One night, just outside the clinic in Doylestown, in the third month of the boy’s affliction, the two black dogs came and sat next to her. All night she patted their heads. In that night she had terrible dreams, dreams of men wrapped in barb wire, old men filled with stones. When she awoke to a white, healing light, the dogs were gone.

She went rushing into the clinic, mad with worry. They told her that, somehow, her boy had been healed.

They said it was a miracle.

*

Ruby grew to become a slender, beautiful young woman, and her charms were not lost on any man. She learned to use her wiles, borrowing many of the techniques of persuasion she had learned from the Preacher himself. She invested the money Carson Tatum had given her wisely, saving every penny she could, reading every book she could borrow.

One day she read in the newspapers of how the Preacher had proven himself to be the devil’s minion, how he had become a man who took souls unto himself, a man who did murder to avenge the loss of his stepsister Charlotte.

When Ruby learned of these dark deeds she knew the end days had begun.

On the day of the third church, Ruby — who had long since been known by another name, who had long ago forsaken her red hair — went to a street in North Philadelphia.

And Hades followed him.

They stood on the corner, across from the cathedral, watching. The people of the city milled around them, each parson to his tabernacle, each sinner to his deeds.
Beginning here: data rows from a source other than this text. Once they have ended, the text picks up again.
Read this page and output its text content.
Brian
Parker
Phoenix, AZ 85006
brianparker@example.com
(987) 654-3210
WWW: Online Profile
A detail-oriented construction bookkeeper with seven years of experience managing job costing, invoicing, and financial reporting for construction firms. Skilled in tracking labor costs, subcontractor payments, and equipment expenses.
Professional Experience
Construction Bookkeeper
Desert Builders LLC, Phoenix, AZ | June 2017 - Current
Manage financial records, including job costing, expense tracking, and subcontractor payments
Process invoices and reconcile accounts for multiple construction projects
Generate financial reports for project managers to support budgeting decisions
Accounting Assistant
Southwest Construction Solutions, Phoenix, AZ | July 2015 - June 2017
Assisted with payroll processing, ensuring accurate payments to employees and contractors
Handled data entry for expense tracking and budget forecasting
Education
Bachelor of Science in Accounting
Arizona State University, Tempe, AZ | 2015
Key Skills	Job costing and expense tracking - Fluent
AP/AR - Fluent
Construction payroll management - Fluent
Mother and child, Ruby thought.

There are seven churches in all.

FIFTEEN

Jessica stared at the phone, willing it to ring. This had never worked in the past, but that did not stop her from the practice.

Long after the baby’s body had been removed from the basement and the church had been sealed as a crime scene, long after the CSU officers had collected their evidence, Jessica and Byrne had stayed behind, not a single word passing between them for what seemed an eternity.

The two detectives ‘walked the scene,’ recreating, in their view, what might have happened. They examined the point of entry, envisioned the route the killer had taken. Jessica knew this was a different exercise for her partner than it was for her. She had never known anyone more compassionate than Kevin Byrne, but she knew that he knew what the experience of finding a dead — murdered was the right word — newborn baby must mean to her, to any mother.